Becca, a 35-year-old woman who chose to undergo a mastectomy in September 2023, offers a deeply personal perspective on this decision. ‘I was 35 and felt that no amount of screening would be 100 per cent certain,’ she recalls. ‘I hate boobs anyway; they’re a reminder of breast cancer, and I decided to not have reconstruction as I’m quite petite and I worried it would have looked obvious.’ Her choice was not made lightly, but the psychological toll of the surgery proved more challenging than the physical one. ‘When I first woke up, I was all bandaged up and it was obvious I didn’t have boobs,’ she says. ‘For those first few days, it was hard to process.
But I told myself that if I still felt the same way in six months, I could have implants.’ The relief of knowing that the removed tissue showed no cancer cells also played a pivotal role in her recovery.

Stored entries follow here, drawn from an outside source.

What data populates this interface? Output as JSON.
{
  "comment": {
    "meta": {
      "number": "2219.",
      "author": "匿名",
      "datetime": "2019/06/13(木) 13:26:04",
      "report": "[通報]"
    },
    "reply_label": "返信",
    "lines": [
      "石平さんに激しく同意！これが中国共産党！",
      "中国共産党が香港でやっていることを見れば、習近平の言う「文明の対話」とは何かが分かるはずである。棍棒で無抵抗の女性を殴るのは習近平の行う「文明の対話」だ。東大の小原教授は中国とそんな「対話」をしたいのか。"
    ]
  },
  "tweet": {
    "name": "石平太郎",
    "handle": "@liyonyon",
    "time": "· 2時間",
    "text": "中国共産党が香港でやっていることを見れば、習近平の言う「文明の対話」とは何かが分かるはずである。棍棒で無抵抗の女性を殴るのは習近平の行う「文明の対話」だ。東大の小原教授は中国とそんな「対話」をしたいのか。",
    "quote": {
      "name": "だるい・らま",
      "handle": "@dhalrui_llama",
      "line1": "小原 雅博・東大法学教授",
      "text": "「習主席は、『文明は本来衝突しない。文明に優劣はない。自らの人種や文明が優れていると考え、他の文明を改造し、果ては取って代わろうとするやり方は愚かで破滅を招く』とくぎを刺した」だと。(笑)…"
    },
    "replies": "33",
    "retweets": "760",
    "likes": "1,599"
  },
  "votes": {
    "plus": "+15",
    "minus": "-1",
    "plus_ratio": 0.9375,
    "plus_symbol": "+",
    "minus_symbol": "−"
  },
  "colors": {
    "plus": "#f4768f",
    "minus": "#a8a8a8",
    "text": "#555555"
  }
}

By the following year, Becca’s focus shifted to addressing another looming threat: ovarian cancer. ‘Pedro and I knew that we weren’t going to have more children, so I put myself on a waiting list to have more surgery,’ she says.
In December 2024, she had her fallopian tubes removed, a decision informed by research suggesting that ovarian cancer often originates in these structures. ‘I was in and out of hospital within the day, and the recovery was easier than the mastectomy,’ she notes.
Yet her journey is far from over. ‘Now I will plan an oophorectomy—having my ovaries removed—in my early 40s,’ she explains. ‘I didn’t want it at the same time, as it will bring on menopause symptoms, and I didn’t really want these in my 30s.’ Her careful timing reflects a balance between risk mitigation and quality of life.
Khalil Razvi, a consultant gynaecological oncologist based in Essex and East London, highlights the growing evidence that ovarian cancer can originate in the fallopian tubes. ‘The advantages of removing the tubes while preserving the ovaries include avoiding early menopause while preserving possible fertility,’ he says.
Trials are ongoing to confirm whether this approach definitively reduces the risk of the disease, but for Becca, the decision was both practical and personal.
The BRCA2 mutation she carries means there is a 50 per cent chance her children could inherit it as well. ‘We will leave it to them to make the decision to be tested when they’re older,’ she says. ‘All I can hold on to is the fact that science is progressing, so by the time they even think about whether they want to be tested, there will be so many more advances.’ Her words reflect a mix of pragmatism and hope.
Becca’s journey underscores the power of knowledge in the face of uncertainty. ‘I’m grateful that I’ve been able to take control of my risk of developing cancer,’ she says, speaking out now to ensure others in her position understand that ‘you can reduce your cancer risk and manage them well.’ For her, the decision to act was not just about survival—it was about reclaiming agency. ‘I look at it as knowledge giving me power,’ she says, a sentiment that resonates with anyone navigating the complex intersection of genetics, medicine and personal choice.